I’m sure plenty of us already know that something really unsavory has happened, and it will be a long while for Linden to stand up and recover from this blow. At first glance, it’s easy to see the outer layer of anger and disgust at what our beloved company that brought Second Life has done.

When I first found out of Jack Linden’s decision to increase Openspaces rates, I was livid like the rest. I find out Eshi won’t be able to afford to create her magnificent art in Desperado due to this move, and I also read of the rest who won’t be able to build anymore because of this. At the onset, doing this will be a big mistake.

However, this turn of events is like an onion, once sliced and diced, it brings tears to the one holding the knife, but as Nexeus Fatale and some few others have said, this change will bring good in the long run. Those whose opinion differ are now unpopular, but objectively, and upon peeling this onion further, they have a point. 

The changes the Lab has brought upon us is very sudden, and well, it touches our very emotions, as we certainly love Second Life. It’s hard to be rational at the start when SL is such an emotional and creative experience for everyone, and when you get caught up when people build their dreams in SL, you begin to dream with them. You start to build roots in this really magnificent virtual world, but sooner or later, that dream can soon be created out of SL, and you can bet that LL will make sure that they are still the innovators behind it. 

My friend gave a really succinct explanation to analyze Linden’s move, and it made me see the motives behind the decision better. He said that LL is not in the gaming business or is in the virtual world business, and that is the error of our perception.
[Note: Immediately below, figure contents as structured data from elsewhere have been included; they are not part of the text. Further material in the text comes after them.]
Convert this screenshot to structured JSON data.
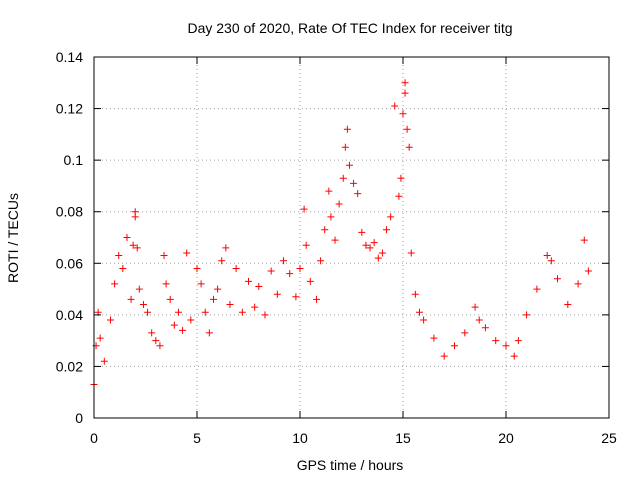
{
  "chart_data": {
    "type": "scatter",
    "title": "Day 230 of 2020, Rate Of TEC Index for receiver titg",
    "xlabel": "GPS time / hours",
    "ylabel": "ROTI / TECUs",
    "xlim": [
      0,
      25
    ],
    "ylim": [
      0,
      0.14
    ],
    "xticks": [
      0,
      5,
      10,
      15,
      20,
      25
    ],
    "yticks": [
      0,
      0.02,
      0.04,
      0.06,
      0.08,
      0.1,
      0.12,
      0.14
    ],
    "xtick_labels": [
      "0",
      "5",
      "10",
      "15",
      "20",
      "25"
    ],
    "ytick_labels": [
      "0",
      "0.02",
      "0.04",
      "0.06",
      "0.08",
      "0.1",
      "0.12",
      "0.14"
    ],
    "grid": true,
    "marker": "+",
    "color": "#ff0000",
    "series": [
      {
        "name": "ROTI",
        "points": [
          [
            0.0,
            0.013
          ],
          [
            0.1,
            0.028
          ],
          [
            0.2,
            0.041
          ],
          [
            0.3,
            0.031
          ],
          [
            0.5,
            0.022
          ],
          [
            0.8,
            0.038
          ],
          [
            1.0,
            0.052
          ],
          [
            1.2,
            0.063
          ],
          [
            1.4,
            0.058
          ],
          [
            1.6,
            0.07
          ],
          [
            1.8,
            0.046
          ],
          [
            1.9,
            0.067
          ],
          [
            2.0,
            0.078
          ],
          [
            2.0,
            0.08
          ],
          [
            2.1,
            0.066
          ],
          [
            2.2,
            0.05
          ],
          [
            2.4,
            0.044
          ],
          [
            2.6,
            0.041
          ],
          [
            2.8,
            0.033
          ],
          [
            3.0,
            0.03
          ],
          [
            3.2,
            0.028
          ],
          [
            3.4,
            0.063
          ],
          [
            3.5,
            0.052
          ],
          [
            3.7,
            0.046
          ],
          [
            3.9,
            0.036
          ],
          [
            4.1,
            0.041
          ],
          [
            4.3,
            0.034
          ],
          [
            4.5,
            0.064
          ],
          [
            4.7,
            0.038
          ],
          [
            5.0,
            0.058
          ],
          [
            5.2,
            0.052
          ],
          [
            5.4,
            0.041
          ],
          [
            5.6,
            0.033
          ],
          [
            5.8,
            0.046
          ],
          [
            6.0,
            0.05
          ],
          [
            6.2,
            0.061
          ],
          [
            6.4,
            0.066
          ],
          [
            6.6,
            0.044
          ],
          [
            6.9,
            0.058
          ],
          [
            7.2,
            0.041
          ],
          [
            7.5,
            0.053
          ],
          [
            7.8,
            0.043
          ],
          [
            8.0,
            0.051
          ],
          [
            8.3,
            0.04
          ],
          [
            8.6,
            0.057
          ],
          [
            8.9,
            0.048
          ],
          [
            9.2,
            0.061
          ],
          [
            9.5,
            0.056
          ],
          [
            9.8,
            0.047
          ],
          [
            10.0,
            0.058
          ],
          [
            10.2,
            0.081
          ],
          [
            10.3,
            0.067
          ],
          [
            10.5,
            0.053
          ],
          [
            10.8,
            0.046
          ],
          [
            11.0,
            0.061
          ],
          [
            11.2,
            0.073
          ],
          [
            11.4,
            0.088
          ],
          [
            11.5,
            0.078
          ],
          [
            11.7,
            0.069
          ],
          [
            11.9,
            0.083
          ],
          [
            12.1,
            0.093
          ],
          [
            12.2,
            0.105
          ],
          [
            12.3,
            0.112
          ],
          [
            12.4,
            0.098
          ],
          [
            12.6,
            0.091
          ],
          [
            12.8,
            0.087
          ],
          [
            13.0,
            0.072
          ],
          [
            13.2,
            0.067
          ],
          [
            13.4,
            0.066
          ],
          [
            13.6,
            0.068
          ],
          [
            13.8,
            0.062
          ],
          [
            14.0,
            0.064
          ],
          [
            14.2,
            0.073
          ],
          [
            14.4,
            0.078
          ],
          [
            14.6,
            0.121
          ],
          [
            14.8,
            0.086
          ],
          [
            14.9,
            0.093
          ],
          [
            15.0,
            0.118
          ],
          [
            15.1,
            0.126
          ],
          [
            15.1,
            0.13
          ],
          [
            15.2,
            0.112
          ],
          [
            15.3,
            0.105
          ],
          [
            15.4,
            0.064
          ],
          [
            15.6,
            0.048
          ],
          [
            15.8,
            0.041
          ],
          [
            16.0,
            0.038
          ],
          [
            16.5,
            0.031
          ],
          [
            17.0,
            0.024
          ],
          [
            17.5,
            0.028
          ],
          [
            18.0,
            0.033
          ],
          [
            18.5,
            0.043
          ],
          [
            18.7,
            0.038
          ],
          [
            19.0,
            0.035
          ],
          [
            19.5,
            0.03
          ],
          [
            20.0,
            0.028
          ],
          [
            20.4,
            0.024
          ],
          [
            20.6,
            0.03
          ],
          [
            21.0,
            0.04
          ],
          [
            21.5,
            0.05
          ],
          [
            22.0,
            0.063
          ],
          [
            22.2,
            0.061
          ],
          [
            22.5,
            0.054
          ],
          [
            23.0,
            0.044
          ],
          [
            23.5,
            0.052
          ],
          [
            23.8,
            0.069
          ],
          [
            24.0,
            0.057
          ]
        ]
      }
    ]
  }
}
According to him, most people, me included,  are not in the know that LL is actually pushing itself towards the business of being a DATA CENTER.

It really does make sense, for why are they also pushing ahead teleportation to other virtual worlds? Why do they want to open source the server code? Heck, why did they create Immersive Spaces with Rivers Run Red? If Second Life is one big game to them, and they aspire to be as great as WoW’s Blizzard, they should not have desire to open source the server code. 

This is the start. 

Linden Research has given us Second Life, the experience, the dream, the beauty, the hype. They gave us a great way to interact and create a world. They may not be the first one to create a virtual world, but they certainly are the first to create something like Second Life. Philip Rosedale is an innovator, and the company is moving towards releasing their baby into the wild. Second Life is no longer their game to manage, it will be ours eventually. Like in the 2d internet world, Linden Research will be running like a webserver, something like Geocities. Indeed, LL is often compared to AOL, and that comparison is most accurate, because once again, LL IS NOT A GAMING COMPANY. Their business is into selling spaces (land) to put our data (prims). 

Things are not what they seem, and after the pain and tears of slicing through the onion, the recipe for cooking up OUR OWN VIRTUAL WORLD is set. However, can LL make the pain and tears less? Perhaps with this jira they will find a way.